我這次的軍事行動如果無法有效區分軍事人員和平民,那么一個濫殺無辜的名聲很容易影響我們的形象,雖然現在沒有替代我們龐大產能的區域,但是這真的不代表我可以輕松扼殺,一切其他地區在末世后再次工業化的苗頭。那么我們就需要培養買辦,只有買辦才是打斷一個國家脊梁的人。讓他們不僅僅是獲利,更應該有一種給我們當買辦有一種道德優越感,也就是給我們當狗,是一種親近文明,擁抱人類之光的道德優勢,這樣才能促進一個有利于我們的國際分工。
再說了燕趙省本身在末世前就是被環保玩殘了的省份,現在統一它,只是政治需求,統一以后還要養著這里。所以我這真沒必要丟橙劑和燃燒彈。就燕趙省那工業基礎,就和他們大兵團對峙就可以直接拖垮他們的經濟,真不至于為了一道防線做那些丟人現眼的事。
我是婦人之仁嗎?我想到這個想法就覺得有點可笑。首先打仗的目的就是搶劫,有人會認為一個拿著手槍的劫匪,優雅的整理餐巾然后告訴你,怎么吃了你。那還是婦人之仁嗎?相反,你會覺得他是《沉默羔羊》里面的漢尼拔醫生。
再說戰爭就是搶劫和國際法的事,gpa大會和國際法就在那里擺著呢,1976年gpa通過了《禁止為軍事或任何其他敵對目的使用改變環境的技術的公約》,明確禁止使用化學武器和對環境造成嚴重破壞的軍事手段,使用橙劑就等于自甘墮落。
還有個傻瓜王二狗都知道的《日內瓦公約》,在《日內瓦公約》附加議定書:這些國際人道法文件強調在戰爭中保護平民和非戰斗人員,禁止使用不分皂白的武器,也就是無法區分軍事目標和民用目標的武器。燃燒彈在使用過程中容易失控,難以精確控制其影響范圍,可能會對平民和民用設施造成嚴重傷害,所以我要是用了燃燒彈,就是個認知低下的傻瓜都知道我是個壞人。

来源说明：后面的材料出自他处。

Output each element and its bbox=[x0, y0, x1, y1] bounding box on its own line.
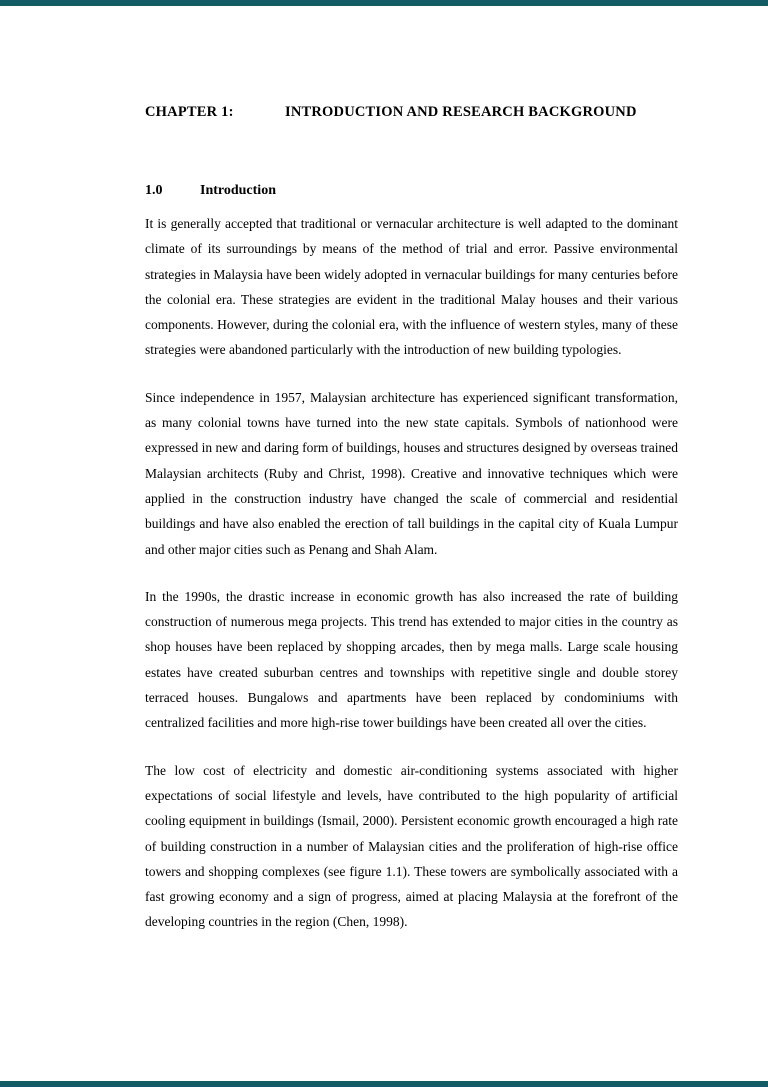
page-content bbox=[145, 104, 678, 935]
chapter-heading bbox=[145, 104, 678, 121]
section-number: 1.0 bbox=[145, 183, 163, 198]
chapter-title: INTRODUCTION AND RESEARCH BACKGROUND bbox=[285, 104, 637, 120]
section-title: Introduction bbox=[200, 183, 276, 198]
top-frame-bar bbox=[0, 0, 768, 6]
paragraph-independence-2: Since independence in 1957, Malaysian architecture has experienced significant transformation, as many colonial towns have turned into the new state capitals. Symbols of nationhood were expressed in new and daring form of buildings, houses and structures designed by overseas trained Malaysian architects (Ruby and Christ, 1998). Creative and innovative techniques which were applied in the construction industry have changed the scale of commercial and residential buildings and have also enabled the erection of tall buildings in the capital city of Kuala Lumpur and other major cities such as Penang and Shah Alam. bbox=[145, 389, 678, 557]
paragraph-introduction-1: It is generally accepted that traditional or vernacular architecture is well adapted to the dominant climate of its surroundings by means of the method of trial and error. Passive environmental strategies in Malaysia have been widely adopted in vernacular buildings for many centuries before the colonial era. These strategies are evident in the traditional Malay houses and their various components. However, during the colonial era, with the influence of western styles, many of these strategies were abandoned particularly with the introduction of new building typologies. bbox=[145, 216, 678, 358]
paragraph-electricity-cost-4: The low cost of electricity and domestic air-conditioning systems associated with higher expectations of social lifestyle and levels, have contributed to the high popularity of artificial cooling equipment in buildings (Ismail, 2000). Persistent economic growth encouraged a high rate of building construction in a number of Malaysian cities and the proliferation of high-rise office towers and shopping complexes (see figure 1.1). These towers are symbolically associated with a fast growing economy and a sign of progress, aimed at placing Malaysia at the forefront of the developing countries in the region (Chen, 1998). bbox=[145, 762, 678, 930]
bottom-frame-bar bbox=[0, 1081, 768, 1087]
body-text bbox=[145, 211, 678, 935]
paragraph-1990s-growth-3: In the 1990s, the drastic increase in economic growth has also increased the rate of building construction of numerous mega projects. This trend has extended to major cities in the country as shop houses have been replaced by shopping arcades, then by mega malls. Large scale housing estates have created suburban centres and townships with repetitive single and double storey terraced houses. Bungalows and apartments have been replaced by condominiums with centralized facilities and more high-rise tower buildings have been created all over the cities. bbox=[145, 588, 678, 731]
chapter-label: CHAPTER 1: bbox=[145, 104, 234, 120]
section-heading bbox=[145, 183, 678, 199]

仔細想想末世前的少兒動畫吧,為什么很多成年人都會和屢戰屢敗的配角產生共情?還不是那句“勝利者制定規則”就可以概括了嗎?我現在是霸主,手里還有核彈,我不當主角,自甘墮落當反派嗎?主角說話是嘴遁,而反派說話,就是逼逼賴賴,就是反派死于話多。再通俗點說,難道有人會認為我拿不下鷹嘴峽嗎?只要我想轟炸,他的s-300就是個屁,我只需要用四架察打一體無人機和一架電子偵查無人機,組成兩個這樣的小隊。一隊巡邏外圍,一隊檢查內圍。外圍六小時一輪換,內圍四小時一輪換。
防空系統的雷達每天都要開機,檢查和調試設備,敢開機我就能發射反輻射導彈打瞎了他。至于劫持無人機,無人機在哪丟了,我就在方圓三十公里傾瀉火箭彈,誰敢動我無人機,我就讓誰見上帝。不過真要是和這種天險大動肝火,那就像是一個老師和自己的學生扭打在一起,無論輸贏,都是輸了。
要是打仗只考慮消滅敵人,其實末世前的gpa常任理事國拼命對其他國家丟核彈就行了,還造個屁的坦克,飛機,航母,畢竟核彈之下皆螻蟻。可事實證明,核戰沒人敢打。這不是道德有多高尚,而是所有的統治階級的目的都是統治,而不是魚死網破。為什么說統治階級就是為了統治?最直觀的例子就是資本家會在被統治的平民,窮的叮當響,已經被榨出最后一滴油的時候漲工資,確保消費的持續性。
我正站在鷹嘴崖前,滿心都是對這處天險的考量,身后突然傳來一陣輕微的響動。還沒等我回頭,就感覺有人輕輕拍了一下我的肩膀,緊接著,薇兒那俏皮的聲音在我耳邊響起:“嘿嘿,咬人的小狗。抓不到我吧。”我轉過頭,就看到她從另一邊冒出頭來,臉上洋溢著得意的笑容,眼睛亮晶晶的,滿是戲謔,估計這是覺得我昨晚把她咬疼了。